Add the sausage and cook until browned. Using a slotted spoon, transfer the cooked sausage to a bowl. Pour off all but 2 tablespoons fat. Return the pot to the heat.
Add the onion and carrots to the pot cooking until softened, approximately 3-4 minutes.
Stir in the garlic and cook for 1 minute. Add the Italian seasoning and tomato paste, stirring to combine. Continue cooking for 2-3 minutes longer or until the tomato paste begins to turn a deep burgundy color.
Add the wine to the pot and using a wooden spoon, scrape up the brown bits on the bottom of the pot. Bring to a boil and cook until reduced by half.
Add the tomatoes, cooked sausage and beef stock to the pot stirring to combine. Bring the soup to a boil, then reduce the heat to low.

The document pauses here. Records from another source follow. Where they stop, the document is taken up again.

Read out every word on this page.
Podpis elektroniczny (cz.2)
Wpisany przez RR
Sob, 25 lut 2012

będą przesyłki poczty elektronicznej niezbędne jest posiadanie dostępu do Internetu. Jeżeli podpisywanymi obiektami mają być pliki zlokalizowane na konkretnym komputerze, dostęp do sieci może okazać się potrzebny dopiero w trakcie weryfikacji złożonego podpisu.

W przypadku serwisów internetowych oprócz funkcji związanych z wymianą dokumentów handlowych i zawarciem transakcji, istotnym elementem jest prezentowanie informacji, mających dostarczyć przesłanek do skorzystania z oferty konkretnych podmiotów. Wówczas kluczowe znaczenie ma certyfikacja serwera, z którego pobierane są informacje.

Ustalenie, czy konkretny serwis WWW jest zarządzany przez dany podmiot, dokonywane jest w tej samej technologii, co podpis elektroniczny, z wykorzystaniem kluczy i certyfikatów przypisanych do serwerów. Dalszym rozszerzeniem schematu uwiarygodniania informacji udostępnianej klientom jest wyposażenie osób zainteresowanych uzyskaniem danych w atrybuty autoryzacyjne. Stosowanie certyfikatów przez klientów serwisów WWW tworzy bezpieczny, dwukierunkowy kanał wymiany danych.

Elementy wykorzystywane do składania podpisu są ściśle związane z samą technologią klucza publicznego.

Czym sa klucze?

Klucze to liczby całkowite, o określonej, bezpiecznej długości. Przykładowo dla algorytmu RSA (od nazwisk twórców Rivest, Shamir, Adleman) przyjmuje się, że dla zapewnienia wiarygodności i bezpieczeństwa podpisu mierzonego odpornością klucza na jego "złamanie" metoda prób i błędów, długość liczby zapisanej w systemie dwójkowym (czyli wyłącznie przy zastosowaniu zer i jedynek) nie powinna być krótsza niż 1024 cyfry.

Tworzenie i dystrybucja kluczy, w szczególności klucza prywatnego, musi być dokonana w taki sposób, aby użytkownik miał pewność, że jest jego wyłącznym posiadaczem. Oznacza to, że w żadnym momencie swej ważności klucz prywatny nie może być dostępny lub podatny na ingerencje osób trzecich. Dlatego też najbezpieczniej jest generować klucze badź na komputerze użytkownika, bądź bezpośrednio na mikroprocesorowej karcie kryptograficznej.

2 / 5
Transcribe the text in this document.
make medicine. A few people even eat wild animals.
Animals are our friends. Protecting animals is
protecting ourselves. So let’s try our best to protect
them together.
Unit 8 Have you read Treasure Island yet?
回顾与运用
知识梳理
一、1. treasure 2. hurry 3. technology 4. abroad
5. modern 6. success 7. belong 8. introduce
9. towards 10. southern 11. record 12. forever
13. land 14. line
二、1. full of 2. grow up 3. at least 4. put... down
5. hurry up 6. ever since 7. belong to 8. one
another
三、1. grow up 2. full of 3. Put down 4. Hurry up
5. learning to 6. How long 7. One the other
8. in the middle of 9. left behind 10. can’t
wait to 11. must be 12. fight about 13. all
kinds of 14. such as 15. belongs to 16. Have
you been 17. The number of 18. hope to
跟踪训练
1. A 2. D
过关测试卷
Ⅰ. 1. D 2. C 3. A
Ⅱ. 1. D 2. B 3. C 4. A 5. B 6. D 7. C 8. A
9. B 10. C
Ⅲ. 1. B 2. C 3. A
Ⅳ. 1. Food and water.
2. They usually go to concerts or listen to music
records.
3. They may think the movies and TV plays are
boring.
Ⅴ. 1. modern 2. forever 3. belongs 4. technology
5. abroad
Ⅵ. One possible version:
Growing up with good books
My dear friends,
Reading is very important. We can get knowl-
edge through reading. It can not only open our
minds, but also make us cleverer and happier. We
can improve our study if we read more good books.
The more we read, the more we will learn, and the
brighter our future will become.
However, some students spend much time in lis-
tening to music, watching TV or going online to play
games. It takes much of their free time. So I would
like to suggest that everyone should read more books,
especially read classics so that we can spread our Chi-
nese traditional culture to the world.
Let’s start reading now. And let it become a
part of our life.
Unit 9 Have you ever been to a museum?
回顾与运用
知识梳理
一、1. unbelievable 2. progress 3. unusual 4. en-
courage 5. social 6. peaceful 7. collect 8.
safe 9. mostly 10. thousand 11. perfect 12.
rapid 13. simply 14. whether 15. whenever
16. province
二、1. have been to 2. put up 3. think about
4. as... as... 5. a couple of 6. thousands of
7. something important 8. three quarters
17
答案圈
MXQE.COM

Stir in the potatoes and cook for 10-15 minutes or until tender.
Slowly stir in the half and half and cheese. Simmer for an additional 1-2 minutes then season with salt and pepper to taste.
Serve immediately with extra parmesan cheese, if desired.
Notes
Leftover Sausage Potato Soup can be stored in an airtight container refrigerated for up to 5 days.